Nach den Wirren des zweiten Weltkrieges schafften es die Bürger der Kleinstadt auf der Schwäbischen Alb sehr schnell, wieder an die Prosperität der Vorkriegszeit anzuknüpfen. Und sie konnten stolz sein auf das, was sie gemeinsam erreicht hatten. Insbesondere auf die Hauptstraße, die sich vom Bahnhof bis an den nahen Waldrand zog. Die hübschen Gebäude in den Häuserzeilen auf beiden Seiten der Straße wetteiferten um die schönste Architektur. Dass die Fassaden alle sauber gestrichen, die Fenster spiegelblank geputzt und die Vorgärten gepflegt waren, bedeutete für die Einwohner eine Selbstverständlichkeit. Diese Häuser waren wie ein Spiegel ihrer sauberen Seelen. Es gab nur einen einzigen Schandfleck: das baufällige Gebäude am Ende der Straße, das dort wie eine behaarte, unansehnliche Warze klebte.
In den Archiven des Städtchens sind einige Aufzeichnungen über dieses Gebäude zu finden. Es wurde 1826 von einem jüdischen Tuchmacher erbaut. Er, und danach seine Nachkommen, nutzten es als Kontor und Lagerraum. Kurz nach der Machtübernahme durch die Braunen emigrierte die damalige Besitzerfamilie nach Südamerika und wurde seither nicht mehr gesehen. Das Finanzamt schickt alljährlich seine Rechnungen an eine Anschrift in Bolivien und erhält die entsprechenden Zahlungen pünktlich von einem Schweizer Bankkonto. Obwohl das Gebäude mittlerweile halb verfallen ist, gibt es für die Behörden keinen Grund, sich einzuschalten.
Doch die Einwohner der kleinen Stadt sehen das anders.
‚Ora et labora’ war auch das Credo, nach dem die ersten Gastarbeiter lebten, die nach dem Krieg in das verwaiste Haus zogen.
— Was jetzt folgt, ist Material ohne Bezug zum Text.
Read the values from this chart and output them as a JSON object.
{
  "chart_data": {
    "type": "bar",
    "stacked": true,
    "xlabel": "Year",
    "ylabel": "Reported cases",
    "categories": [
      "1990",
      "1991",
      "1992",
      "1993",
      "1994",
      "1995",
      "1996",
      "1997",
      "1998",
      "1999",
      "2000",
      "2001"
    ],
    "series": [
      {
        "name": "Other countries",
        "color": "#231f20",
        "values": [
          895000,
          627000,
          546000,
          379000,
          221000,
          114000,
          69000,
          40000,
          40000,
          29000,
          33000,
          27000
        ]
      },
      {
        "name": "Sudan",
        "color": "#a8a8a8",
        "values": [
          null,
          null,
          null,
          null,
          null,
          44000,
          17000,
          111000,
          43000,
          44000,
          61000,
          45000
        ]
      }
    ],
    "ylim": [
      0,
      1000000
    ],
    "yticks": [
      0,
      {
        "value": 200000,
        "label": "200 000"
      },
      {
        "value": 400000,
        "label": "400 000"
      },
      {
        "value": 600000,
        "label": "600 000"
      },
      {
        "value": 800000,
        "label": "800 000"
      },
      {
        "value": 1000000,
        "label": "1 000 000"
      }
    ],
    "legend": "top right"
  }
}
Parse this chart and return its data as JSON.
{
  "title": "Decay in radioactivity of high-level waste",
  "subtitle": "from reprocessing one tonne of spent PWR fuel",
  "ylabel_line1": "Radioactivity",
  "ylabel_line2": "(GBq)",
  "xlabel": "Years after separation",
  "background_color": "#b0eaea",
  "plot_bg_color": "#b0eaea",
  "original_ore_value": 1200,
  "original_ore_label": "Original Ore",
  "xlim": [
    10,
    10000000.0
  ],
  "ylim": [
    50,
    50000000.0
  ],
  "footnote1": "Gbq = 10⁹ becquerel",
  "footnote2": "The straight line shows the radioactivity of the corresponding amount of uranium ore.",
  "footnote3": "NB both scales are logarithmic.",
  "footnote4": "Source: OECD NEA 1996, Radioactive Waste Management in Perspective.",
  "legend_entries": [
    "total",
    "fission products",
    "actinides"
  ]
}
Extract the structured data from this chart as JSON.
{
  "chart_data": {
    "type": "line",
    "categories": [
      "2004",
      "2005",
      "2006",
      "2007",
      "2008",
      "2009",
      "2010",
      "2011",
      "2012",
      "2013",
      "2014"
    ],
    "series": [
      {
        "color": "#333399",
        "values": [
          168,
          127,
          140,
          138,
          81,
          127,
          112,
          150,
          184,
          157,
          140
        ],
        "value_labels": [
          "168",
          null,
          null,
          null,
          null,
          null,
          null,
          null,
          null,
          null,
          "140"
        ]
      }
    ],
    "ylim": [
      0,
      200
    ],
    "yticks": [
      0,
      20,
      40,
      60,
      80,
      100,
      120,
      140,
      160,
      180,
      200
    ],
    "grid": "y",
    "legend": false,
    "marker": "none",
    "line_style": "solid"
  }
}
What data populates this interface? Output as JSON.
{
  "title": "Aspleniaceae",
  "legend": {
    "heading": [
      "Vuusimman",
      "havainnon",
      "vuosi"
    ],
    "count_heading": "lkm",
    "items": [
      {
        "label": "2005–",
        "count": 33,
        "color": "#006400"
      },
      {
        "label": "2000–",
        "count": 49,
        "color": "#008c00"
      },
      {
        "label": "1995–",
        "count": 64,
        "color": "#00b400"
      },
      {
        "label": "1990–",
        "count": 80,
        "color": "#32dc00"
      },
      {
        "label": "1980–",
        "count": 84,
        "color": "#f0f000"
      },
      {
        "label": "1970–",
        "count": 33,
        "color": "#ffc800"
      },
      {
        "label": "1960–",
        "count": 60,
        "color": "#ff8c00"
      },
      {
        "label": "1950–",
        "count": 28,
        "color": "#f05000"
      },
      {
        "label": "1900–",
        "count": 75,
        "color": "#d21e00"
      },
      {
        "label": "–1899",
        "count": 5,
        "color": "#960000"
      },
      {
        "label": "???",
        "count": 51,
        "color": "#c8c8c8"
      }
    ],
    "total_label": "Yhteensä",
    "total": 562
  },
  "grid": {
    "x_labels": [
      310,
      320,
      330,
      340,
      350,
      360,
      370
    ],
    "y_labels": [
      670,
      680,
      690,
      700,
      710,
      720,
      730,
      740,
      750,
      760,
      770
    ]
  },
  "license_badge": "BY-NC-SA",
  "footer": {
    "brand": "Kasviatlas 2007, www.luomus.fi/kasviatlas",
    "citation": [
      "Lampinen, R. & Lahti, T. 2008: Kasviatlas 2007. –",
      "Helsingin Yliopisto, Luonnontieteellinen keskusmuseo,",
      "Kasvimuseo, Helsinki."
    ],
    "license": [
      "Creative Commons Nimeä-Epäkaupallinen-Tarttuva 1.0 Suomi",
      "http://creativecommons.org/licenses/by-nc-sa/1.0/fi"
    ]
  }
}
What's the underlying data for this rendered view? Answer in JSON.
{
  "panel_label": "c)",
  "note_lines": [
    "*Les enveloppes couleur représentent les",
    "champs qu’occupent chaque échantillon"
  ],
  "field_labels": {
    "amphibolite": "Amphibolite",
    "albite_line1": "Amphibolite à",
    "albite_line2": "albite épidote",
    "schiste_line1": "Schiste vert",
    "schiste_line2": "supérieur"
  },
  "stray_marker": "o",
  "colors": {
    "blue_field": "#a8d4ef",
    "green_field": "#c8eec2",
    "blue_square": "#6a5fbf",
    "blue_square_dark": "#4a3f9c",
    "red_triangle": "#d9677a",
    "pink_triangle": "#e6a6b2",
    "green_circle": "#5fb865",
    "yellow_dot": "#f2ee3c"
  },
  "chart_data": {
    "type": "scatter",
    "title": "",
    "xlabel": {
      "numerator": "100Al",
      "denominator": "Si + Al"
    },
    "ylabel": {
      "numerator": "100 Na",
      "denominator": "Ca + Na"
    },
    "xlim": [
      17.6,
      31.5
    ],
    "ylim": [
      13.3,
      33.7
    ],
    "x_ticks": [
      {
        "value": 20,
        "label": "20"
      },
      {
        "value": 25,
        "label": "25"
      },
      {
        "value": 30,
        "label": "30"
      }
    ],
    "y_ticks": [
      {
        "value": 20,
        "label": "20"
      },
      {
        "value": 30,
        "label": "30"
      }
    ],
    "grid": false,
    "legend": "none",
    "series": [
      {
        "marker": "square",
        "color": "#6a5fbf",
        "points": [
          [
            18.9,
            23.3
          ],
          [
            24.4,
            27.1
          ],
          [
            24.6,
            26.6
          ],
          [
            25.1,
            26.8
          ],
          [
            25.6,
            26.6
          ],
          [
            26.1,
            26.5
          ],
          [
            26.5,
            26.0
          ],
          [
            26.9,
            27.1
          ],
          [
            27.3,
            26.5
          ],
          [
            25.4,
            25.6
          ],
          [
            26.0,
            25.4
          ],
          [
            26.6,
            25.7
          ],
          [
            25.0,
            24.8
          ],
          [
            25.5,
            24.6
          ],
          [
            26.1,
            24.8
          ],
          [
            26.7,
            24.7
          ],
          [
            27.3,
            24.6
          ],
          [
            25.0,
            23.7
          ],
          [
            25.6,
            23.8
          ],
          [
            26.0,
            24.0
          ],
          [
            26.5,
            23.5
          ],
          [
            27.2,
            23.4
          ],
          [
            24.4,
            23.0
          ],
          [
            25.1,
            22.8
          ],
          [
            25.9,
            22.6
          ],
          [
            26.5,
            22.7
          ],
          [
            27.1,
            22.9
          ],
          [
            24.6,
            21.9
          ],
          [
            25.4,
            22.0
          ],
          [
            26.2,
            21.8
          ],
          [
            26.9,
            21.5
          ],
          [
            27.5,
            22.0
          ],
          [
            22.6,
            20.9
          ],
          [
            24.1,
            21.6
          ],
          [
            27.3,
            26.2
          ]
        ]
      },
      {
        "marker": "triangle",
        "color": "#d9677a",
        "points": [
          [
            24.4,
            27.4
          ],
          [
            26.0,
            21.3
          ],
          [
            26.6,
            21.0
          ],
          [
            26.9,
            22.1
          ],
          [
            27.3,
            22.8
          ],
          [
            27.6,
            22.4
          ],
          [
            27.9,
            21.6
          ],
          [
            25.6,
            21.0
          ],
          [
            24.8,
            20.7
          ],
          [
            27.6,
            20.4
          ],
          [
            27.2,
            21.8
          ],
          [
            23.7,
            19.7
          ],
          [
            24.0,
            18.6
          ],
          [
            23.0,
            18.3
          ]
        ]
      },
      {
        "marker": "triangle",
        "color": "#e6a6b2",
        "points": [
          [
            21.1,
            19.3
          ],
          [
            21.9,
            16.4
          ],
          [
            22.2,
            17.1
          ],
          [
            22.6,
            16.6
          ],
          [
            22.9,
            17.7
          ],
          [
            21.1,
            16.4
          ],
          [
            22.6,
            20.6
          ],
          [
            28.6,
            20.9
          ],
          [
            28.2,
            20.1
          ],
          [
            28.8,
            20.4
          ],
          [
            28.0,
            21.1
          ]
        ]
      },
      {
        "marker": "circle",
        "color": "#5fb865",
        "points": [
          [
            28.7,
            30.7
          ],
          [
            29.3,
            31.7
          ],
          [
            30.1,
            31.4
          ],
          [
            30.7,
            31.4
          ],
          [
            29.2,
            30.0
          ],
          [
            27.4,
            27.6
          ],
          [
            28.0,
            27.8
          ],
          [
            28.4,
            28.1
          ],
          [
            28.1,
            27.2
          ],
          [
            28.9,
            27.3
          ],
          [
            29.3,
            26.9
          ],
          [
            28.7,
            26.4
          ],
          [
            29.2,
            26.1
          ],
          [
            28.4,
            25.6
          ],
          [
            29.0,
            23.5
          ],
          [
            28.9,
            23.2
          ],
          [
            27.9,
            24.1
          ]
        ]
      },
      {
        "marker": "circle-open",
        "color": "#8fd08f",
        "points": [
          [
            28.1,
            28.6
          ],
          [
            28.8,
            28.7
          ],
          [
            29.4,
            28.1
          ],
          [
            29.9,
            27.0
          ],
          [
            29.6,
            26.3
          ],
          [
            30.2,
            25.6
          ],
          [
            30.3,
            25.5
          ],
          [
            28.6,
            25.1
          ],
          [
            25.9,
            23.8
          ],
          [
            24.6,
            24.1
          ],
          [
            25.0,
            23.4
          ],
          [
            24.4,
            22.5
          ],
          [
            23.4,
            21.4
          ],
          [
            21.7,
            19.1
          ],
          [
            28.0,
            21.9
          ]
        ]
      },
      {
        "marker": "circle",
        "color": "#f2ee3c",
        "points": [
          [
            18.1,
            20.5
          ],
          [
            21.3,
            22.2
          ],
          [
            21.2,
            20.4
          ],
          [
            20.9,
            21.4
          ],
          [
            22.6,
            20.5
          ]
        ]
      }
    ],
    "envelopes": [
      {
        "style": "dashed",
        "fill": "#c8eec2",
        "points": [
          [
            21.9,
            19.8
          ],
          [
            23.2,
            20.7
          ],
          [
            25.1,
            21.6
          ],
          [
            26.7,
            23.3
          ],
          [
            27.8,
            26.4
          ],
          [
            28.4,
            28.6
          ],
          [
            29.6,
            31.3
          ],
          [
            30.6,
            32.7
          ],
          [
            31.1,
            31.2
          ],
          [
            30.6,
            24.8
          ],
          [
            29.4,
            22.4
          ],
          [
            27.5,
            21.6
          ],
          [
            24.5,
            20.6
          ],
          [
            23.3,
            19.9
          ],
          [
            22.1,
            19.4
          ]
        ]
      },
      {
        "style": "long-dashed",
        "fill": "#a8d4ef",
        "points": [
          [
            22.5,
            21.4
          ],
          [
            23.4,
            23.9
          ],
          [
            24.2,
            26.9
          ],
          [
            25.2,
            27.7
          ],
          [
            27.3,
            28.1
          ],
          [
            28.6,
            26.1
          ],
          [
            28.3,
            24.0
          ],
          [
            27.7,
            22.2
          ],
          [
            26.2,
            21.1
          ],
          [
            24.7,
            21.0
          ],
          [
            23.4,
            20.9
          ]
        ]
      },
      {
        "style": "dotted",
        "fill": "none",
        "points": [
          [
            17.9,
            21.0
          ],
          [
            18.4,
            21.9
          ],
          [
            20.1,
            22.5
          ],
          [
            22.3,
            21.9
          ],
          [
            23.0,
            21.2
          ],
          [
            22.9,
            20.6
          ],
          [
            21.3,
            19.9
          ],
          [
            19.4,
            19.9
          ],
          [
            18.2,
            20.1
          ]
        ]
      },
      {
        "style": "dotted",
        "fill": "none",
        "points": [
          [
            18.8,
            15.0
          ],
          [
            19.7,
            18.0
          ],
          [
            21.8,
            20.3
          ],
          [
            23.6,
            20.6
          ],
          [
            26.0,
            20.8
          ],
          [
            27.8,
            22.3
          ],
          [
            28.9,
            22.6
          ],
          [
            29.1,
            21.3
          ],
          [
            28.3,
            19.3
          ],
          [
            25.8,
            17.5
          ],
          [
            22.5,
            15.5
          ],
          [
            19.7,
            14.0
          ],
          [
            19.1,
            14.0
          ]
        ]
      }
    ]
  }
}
Es waren Italiener. Mit ihnen konnten die Bürger gut leben. ‚Ha. Der isch scho reacht, der schafft ond spart, aber er isch halt katholisch’ wurde zwar hinter vorgehaltener Hand gemunkelt. Aber die Fremden wurden akzeptiert und respektiert. Doch später zogen Griechen, Jugoslawen und Türken ein. Menschen mit einer anderen Lebenseinstellung; einige erlaubten sich sogar an einen anderen Gott zu glauben. Leute halt, die nicht „vo eus“ sind. Da lagen die Wurzeln für das Unbehagen der Bevölkerung. Die Mauer zwischen Einheimischen und Ausländern wurde höher und undurchlässiger.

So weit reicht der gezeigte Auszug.